Beranda | Artikel
Pertempuran Khandaq
Sabtu, 28 Februari 2015

PERTEMPURAN KHANDAQ

Ketika pasukan sekutu tiba di Madinah, mereka dikagetkan dengan parit yang menghalangi jalan mereka memasuki Madinah untuk menyerang kaum Muslimin. Berbagai upaya, mereka lakukan untuk menerobos parit, namun selalu gagal, karena diseberang sana ada kaum Muslimin yang siap menghujani mereka dengan anak panah. Akhirnya mereka memutuskan untuk mengepung kota Madinah. Pengepungan ini berlangsung selama satu bulan.[1] Selama pengepungan tidak ada kontak senjata, yang ada hanya saling lempar dengan panah.

Karena melihat tidak ada kepastian, beberapa prajurit berkuda dari Quraisy seperti Amru bin Abdi Wudd, Ikrimah bin Abi Jahal, Hubairah bin Abi Wahab dan Dhirar bin al-Khathab berusaha menerobos parit dan mereka berhasil, kemudian terjadilah perang tanding antara Ali bin Abi Thâlib Radhiyallahu anhu dengan Amru bin Abdi Wudd dan Ali berhasil membunuhnya, sementara yang lain melarikan diri dan kembali ke pasukan Quraisy. Disebutkan juga dalam perang tanding ini, Zubair Radhiyallahu anhu berhasil membunuh Naufal bin Abdillah.[2]

Walaupun peperangan khandaq tanpa pertempuran langsung akan tetapi sangat menguras perhatian Rasûlullâh dan kaum Muslimin, sehingga beliau dan para shahabat tersibukkan dari shalat Ashar dan melaksanakannya setelah matahari terbenam.[3]

KISAH NUA’IM BIN MAS’UD DAN KHUZAIFAH BIN AL-YAMAN
Ada beberapa kisah menarik dalam peperangan ini yang bisa kita ambil pelajaran darinya, misalnya :

1. Kisah Nu’aim bin Mas’ûd[4] :
Beliau berasal dari qabilah Gathafan yang datang pada saat perang khandaq kepada Rasûlullâh Shallallahu ‘alaihi wa sallam dan menyatakan diri masuk Islam kemudian menawarkan diri untuk melakukan apa yang di perintahkan Rasûlullâh Shallallahu ‘alaihi wa sallam.

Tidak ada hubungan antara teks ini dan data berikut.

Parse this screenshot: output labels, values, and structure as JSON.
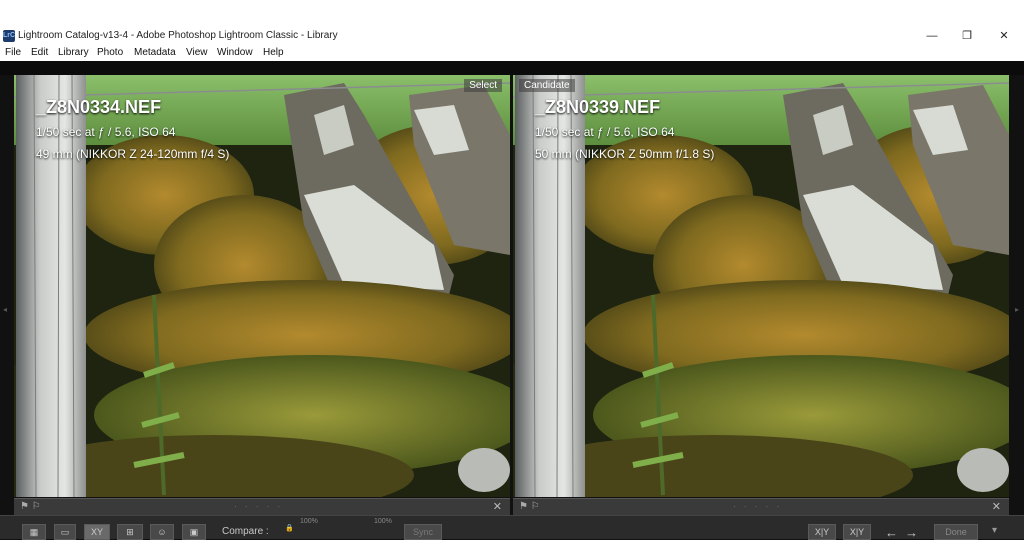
{
  "window": {
    "title": "Lightroom Catalog-v13-4 - Adobe Photoshop Lightroom Classic - Library",
    "app_icon_text": "LrC",
    "minimize_symbol": "—",
    "restore_symbol": "❐",
    "close_symbol": "✕"
  },
  "menu": [
    "File",
    "Edit",
    "Library",
    "Photo",
    "Metadata",
    "View",
    "Window",
    "Help"
  ],
  "left_photo": {
    "badge": "Select",
    "filename": "_Z8N0334.NEF",
    "exposure": "1/50 sec at ƒ / 5.6, ISO 64",
    "lens": "49 mm (NIKKOR Z 24-120mm f/4 S)"
  },
  "right_photo": {
    "badge": "Candidate",
    "filename": "_Z8N0339.NEF",
    "exposure": "1/50 sec at ƒ / 5.6, ISO 64",
    "lens": "50 mm (NIKKOR Z 50mm f/1.8 S)"
  },
  "panel": {
    "flag_symbol": "⚑ ⚐",
    "dots": "· · · · ·",
    "close_symbol": "✕"
  },
  "toolbar": {
    "grid_icon": "▦",
    "loupe_icon": "▭",
    "compare_icon": "XY",
    "survey_icon": "⊞",
    "people_icon": "☺",
    "secondary_icon": "▣",
    "compare_label": "Compare :",
    "lock_icon": "🔒",
    "zoom_left": "100%",
    "zoom_right": "100%",
    "sync_label": "Sync",
    "swap_left": "X|Y",
    "swap_right": "X|Y",
    "prev_arrow": "←",
    "next_arrow": "→",
    "done_label": "Done",
    "menu_arrow": "▾"
  },
  "colors": {
    "select_accent": "#ffffff",
    "background": "#111111",
    "toolbar_bg": "#2b2b2b"
  }
}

Beliau Shallallahu ‘alaihi wa sallam bersabda kepada Nua’im,”Engkau hanyalah salah seorang dari kami, tapi berusahalah menolong kami semampumu, sesungguhnya perang adalah tipu daya.”[5]

Berita keislaman Nu’aim Radhiyallahu anhu belum terdengar oleh orang-orang kafir sehingga beliau memanfaatkan momen ini untuk mengadu domba Quraisy dengan bani Quraizhah. Dan sejak saat itu, kedua golongan ini saling mencurigai dan saling meragukan.[6]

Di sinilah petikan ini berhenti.